Ce contrat a été modifié par plusieurs avenants, le dernier (avenant n° 5045605) datant du 29 octobre 2015.
Le 14 décembre 2016, la société Acebi a été placée en redressement judiciaire, M. X étant désigné administrateur judiciaire et M. Y mandataire judiciaire.
Les 2 et 24 février 2017, la société Naval Group a déclaré sa créance entre les mains de M. Y, ès qualités, pour un montant total de 68.007,45 euros. Le 27 novembre 2017, ce dernier a indiqué à la société Naval Group que le dirigeant de la société Acebi s’opposait à l’admission de cette créance 'au motif que les contrats ont été poursuivis, que les acomptes versés correspondent à un travail effectué et qu’il n’existe aucune créance'.
Par ordonnance du 20 juin 2018, le juge commissaire du tribunal de commerce de Nantes a notamment admis la société Naval Group de sa déclaration de créance pour la somme de 68.007,45 euros à titre chirographaire.
La société Acebi a interjeté appel le 3 juillet 2018.
La société Acebi a déposé ses dernières conclusions le 9 mars 2021. La société Naval Group a déposé ses dernières conclusions le 16 mars 2021.
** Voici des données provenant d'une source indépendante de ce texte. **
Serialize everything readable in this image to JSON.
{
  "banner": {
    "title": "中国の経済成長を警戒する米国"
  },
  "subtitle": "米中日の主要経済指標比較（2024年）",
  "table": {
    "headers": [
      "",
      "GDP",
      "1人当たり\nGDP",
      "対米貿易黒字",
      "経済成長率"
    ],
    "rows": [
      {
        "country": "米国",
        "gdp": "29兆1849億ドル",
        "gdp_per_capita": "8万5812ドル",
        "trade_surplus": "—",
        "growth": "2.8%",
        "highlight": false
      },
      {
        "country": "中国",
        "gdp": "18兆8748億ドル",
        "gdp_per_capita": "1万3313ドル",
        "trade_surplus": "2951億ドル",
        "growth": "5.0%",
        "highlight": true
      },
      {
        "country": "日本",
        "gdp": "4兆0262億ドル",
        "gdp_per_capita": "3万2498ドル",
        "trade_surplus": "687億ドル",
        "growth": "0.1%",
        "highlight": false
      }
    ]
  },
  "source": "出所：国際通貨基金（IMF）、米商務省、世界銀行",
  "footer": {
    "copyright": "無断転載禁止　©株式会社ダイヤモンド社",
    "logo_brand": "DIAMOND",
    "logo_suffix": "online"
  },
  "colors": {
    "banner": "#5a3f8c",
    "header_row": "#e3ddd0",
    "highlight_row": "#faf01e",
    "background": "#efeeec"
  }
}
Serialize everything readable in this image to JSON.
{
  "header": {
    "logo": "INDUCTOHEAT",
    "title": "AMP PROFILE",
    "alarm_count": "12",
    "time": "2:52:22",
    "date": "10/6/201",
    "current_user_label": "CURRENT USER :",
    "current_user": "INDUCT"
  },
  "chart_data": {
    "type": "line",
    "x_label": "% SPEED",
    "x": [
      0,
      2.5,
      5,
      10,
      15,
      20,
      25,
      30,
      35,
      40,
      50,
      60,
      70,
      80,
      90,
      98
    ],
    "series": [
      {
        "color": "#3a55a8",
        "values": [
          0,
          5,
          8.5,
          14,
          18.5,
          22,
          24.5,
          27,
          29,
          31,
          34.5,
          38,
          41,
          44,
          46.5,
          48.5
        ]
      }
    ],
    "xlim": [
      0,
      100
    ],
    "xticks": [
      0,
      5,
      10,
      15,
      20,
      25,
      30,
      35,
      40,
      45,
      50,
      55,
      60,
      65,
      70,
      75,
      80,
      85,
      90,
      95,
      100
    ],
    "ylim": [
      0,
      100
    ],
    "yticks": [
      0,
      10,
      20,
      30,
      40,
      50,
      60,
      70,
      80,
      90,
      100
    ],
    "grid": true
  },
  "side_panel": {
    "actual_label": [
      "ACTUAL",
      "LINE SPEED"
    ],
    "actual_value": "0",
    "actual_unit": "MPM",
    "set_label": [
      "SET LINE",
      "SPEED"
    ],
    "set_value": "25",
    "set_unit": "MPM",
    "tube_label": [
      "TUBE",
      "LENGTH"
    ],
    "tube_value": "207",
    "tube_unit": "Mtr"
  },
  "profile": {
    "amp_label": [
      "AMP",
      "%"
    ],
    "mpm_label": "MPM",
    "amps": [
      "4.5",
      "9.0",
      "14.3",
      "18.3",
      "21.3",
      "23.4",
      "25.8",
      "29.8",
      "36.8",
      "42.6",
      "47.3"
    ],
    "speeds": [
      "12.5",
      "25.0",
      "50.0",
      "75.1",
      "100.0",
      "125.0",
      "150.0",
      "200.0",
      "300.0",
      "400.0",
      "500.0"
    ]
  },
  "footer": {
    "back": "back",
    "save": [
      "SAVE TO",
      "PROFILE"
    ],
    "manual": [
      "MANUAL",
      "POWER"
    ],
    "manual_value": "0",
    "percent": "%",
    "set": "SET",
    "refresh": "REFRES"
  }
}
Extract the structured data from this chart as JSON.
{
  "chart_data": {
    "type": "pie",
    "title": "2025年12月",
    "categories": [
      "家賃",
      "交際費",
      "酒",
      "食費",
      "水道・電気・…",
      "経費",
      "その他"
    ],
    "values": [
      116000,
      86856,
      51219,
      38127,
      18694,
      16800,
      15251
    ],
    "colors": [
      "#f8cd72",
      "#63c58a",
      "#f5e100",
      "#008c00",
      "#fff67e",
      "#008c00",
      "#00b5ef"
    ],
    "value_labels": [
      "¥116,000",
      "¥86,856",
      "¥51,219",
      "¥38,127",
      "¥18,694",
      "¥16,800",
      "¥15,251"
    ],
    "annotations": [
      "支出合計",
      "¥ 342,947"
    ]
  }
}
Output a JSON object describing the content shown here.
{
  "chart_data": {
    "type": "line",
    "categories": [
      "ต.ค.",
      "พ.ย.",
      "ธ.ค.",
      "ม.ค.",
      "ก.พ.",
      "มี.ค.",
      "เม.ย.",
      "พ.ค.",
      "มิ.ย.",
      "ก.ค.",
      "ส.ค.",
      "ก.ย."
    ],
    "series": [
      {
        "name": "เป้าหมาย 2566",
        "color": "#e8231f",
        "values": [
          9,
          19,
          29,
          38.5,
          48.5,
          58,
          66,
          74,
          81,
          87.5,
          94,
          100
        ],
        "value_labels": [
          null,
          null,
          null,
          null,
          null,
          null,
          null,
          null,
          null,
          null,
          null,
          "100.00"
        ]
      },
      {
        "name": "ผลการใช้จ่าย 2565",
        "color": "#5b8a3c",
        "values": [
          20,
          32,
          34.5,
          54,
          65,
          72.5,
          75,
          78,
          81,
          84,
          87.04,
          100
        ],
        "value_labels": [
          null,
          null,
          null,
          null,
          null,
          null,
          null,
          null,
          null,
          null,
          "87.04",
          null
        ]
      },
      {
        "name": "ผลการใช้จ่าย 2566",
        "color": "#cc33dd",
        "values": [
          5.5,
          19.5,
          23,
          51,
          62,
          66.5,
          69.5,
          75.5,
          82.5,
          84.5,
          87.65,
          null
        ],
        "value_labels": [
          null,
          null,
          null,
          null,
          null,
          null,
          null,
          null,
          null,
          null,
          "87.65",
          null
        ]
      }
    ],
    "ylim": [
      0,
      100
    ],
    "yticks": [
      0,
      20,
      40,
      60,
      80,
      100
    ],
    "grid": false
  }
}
L’ordonnance de clôture a été rendue le 1er avril 2021.
PRÉTENTIONS ET MOYENS :
La société Acebi demande à la cour de :
— Infirmer l’ordonnance,
Statuant de nouveau :
— Rejeter l’admission au passif de la société Acebi de la créance revendiquée par la société Naval Group au titre de l’acompte versé pour un montant de 161.100 euros,
— Rejeter l’admission au passif de la société Acebi de la créance revendiquée par la société Naval Group au titre de la garantie contractuelle pour un montant de 16.192,25 euros,
— Rejeter l’admission au passif de la société Acebi de la créance revendiquée par la société Naval Group au titre des intérêts de retard pour un montant de 12.953,80 euros,
— Condamner la société Naval Group au paiement d’une indemnité de 3.000 euros sur le fondement de l’article 700 du code de procédure civile,
— Condamner la société Naval Group aux entiers dépens de première instance et d’appel,
Subsidiairement :
— Ramener à 1.000 euros la créance revendiquée par la société Naval Group au titre des pénalités de retard.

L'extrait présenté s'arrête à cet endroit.